The scraping solution works well:

#Import
import codecs
import urllib   
from bs4 import BeautifulSoup

#Parse
url = "http://www.website-to-scrape.com"
sock = urllib.urlopen(url)
htmlsrc = sock.read()
sock.close()
html = BeautifulSoup(htmlsrc)
html.__str__()
alllinks = html.find_all('a', href=True, title = True)

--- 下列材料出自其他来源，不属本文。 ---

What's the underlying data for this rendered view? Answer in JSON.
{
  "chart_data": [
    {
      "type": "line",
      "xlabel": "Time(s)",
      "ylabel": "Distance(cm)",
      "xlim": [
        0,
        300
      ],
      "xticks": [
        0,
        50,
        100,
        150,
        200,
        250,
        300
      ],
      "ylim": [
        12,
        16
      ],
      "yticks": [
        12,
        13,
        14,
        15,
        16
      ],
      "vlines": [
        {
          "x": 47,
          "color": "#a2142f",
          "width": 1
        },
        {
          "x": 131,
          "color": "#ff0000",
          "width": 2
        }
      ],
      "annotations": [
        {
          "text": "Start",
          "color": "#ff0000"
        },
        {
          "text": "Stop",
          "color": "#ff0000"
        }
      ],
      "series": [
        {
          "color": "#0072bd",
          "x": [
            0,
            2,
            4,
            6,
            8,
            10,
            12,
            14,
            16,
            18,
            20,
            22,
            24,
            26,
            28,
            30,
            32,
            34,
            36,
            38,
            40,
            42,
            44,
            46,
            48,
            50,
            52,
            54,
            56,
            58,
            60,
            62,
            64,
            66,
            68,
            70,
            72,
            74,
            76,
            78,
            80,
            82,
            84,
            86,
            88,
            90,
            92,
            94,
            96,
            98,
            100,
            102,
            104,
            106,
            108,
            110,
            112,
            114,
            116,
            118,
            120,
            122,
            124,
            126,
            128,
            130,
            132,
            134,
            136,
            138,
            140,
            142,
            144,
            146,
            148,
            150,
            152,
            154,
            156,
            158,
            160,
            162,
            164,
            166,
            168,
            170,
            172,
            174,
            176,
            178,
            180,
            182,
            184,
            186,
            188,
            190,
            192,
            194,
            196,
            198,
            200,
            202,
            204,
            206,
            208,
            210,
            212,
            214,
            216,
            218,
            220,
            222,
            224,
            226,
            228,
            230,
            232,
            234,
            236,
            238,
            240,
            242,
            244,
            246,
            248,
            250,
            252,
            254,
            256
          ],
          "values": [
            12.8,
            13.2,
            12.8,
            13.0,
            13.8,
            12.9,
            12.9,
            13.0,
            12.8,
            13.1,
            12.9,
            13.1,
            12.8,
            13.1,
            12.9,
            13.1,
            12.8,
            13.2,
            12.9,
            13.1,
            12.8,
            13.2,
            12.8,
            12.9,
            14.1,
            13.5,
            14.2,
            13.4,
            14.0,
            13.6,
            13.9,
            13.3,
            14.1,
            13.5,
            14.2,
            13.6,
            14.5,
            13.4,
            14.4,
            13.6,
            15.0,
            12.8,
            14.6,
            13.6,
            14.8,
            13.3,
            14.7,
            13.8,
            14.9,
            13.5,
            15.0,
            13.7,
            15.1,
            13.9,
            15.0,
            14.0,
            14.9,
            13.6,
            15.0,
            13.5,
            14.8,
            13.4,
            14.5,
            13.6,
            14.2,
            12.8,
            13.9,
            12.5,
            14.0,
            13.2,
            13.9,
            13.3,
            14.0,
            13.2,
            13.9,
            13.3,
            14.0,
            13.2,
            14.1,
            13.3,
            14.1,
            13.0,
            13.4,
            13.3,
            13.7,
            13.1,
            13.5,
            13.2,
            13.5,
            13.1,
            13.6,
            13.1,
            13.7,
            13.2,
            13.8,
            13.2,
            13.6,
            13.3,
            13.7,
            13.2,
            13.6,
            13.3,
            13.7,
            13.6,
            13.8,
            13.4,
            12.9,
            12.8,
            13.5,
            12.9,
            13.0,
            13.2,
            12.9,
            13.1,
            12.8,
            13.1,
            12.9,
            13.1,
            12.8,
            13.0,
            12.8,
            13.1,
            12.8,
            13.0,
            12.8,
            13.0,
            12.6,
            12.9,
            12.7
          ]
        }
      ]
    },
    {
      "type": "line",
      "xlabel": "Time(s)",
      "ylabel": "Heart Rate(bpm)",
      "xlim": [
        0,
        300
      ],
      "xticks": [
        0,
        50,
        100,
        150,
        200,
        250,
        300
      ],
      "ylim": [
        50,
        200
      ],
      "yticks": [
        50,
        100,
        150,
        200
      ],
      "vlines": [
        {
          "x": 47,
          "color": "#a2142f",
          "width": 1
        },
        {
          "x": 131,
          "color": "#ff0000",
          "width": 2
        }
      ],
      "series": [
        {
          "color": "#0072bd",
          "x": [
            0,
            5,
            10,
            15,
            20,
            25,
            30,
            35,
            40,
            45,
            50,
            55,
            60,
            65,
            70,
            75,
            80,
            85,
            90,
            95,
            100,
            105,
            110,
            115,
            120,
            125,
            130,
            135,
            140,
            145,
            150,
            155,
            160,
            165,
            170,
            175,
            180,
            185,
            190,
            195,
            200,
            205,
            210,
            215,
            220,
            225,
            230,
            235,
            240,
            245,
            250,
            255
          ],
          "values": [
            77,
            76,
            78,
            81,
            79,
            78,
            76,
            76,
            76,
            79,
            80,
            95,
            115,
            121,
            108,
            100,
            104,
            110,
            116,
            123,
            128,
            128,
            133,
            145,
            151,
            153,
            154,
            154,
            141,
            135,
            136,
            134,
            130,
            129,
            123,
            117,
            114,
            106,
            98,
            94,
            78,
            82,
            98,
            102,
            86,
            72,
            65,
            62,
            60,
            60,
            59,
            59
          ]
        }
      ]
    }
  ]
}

for tags in range(len(alllinks)-1):
        link = alllinks[tags]['href'].encode('utf-8') 
        title = alllinks[tags]['title'].encode('utf-8')
print title

问题:BeautifulSoup不知道如何在字符串(即')中正确地转义单引号.

Problem: BeautifulSoup does not know how to properly escape single quotes within a string, i.e. '.

因此,例如example2,它将仅输出 Don :

So for example2, it will only output Don:

A small secret for better estimates #4/16/2014 8:10:30 AM
Don

推荐答案

问题不是BeautifulSoup,而是您的HTML,这是无效的.根据 HTML规范,单引号属性值具有以下语法:

The problem is not BeautifulSoup but your HTML, which is invalid. According to the HTML specification, a single-quoted attribute value has the following syntax:

属性名称,后跟零个或多个空格字符,后跟一个U + 003D空格符号字符,后跟零个或多个空格字符,后跟一个U + 0027 APOSTROPHE字符('),后跟属性值,除了上面对属性值的要求外,不得包含任何文字U + 0027 APOSTROPHE字符('),最后必须跟第二个单个U + 0027 APOSTROPHE字符(').

The attribute name, followed by zero or more space characters, followed by a single U+003D EQUALS SIGN character, followed by zero or more space characters, followed by a single U+0027 APOSTROPHE character ('), followed by the attribute value, which, in addition to the requirements given above for attribute values, must not contain any literal U+0027 APOSTROPHE characters ('), and finally followed by a second single U+0027 APOSTROPHE character (').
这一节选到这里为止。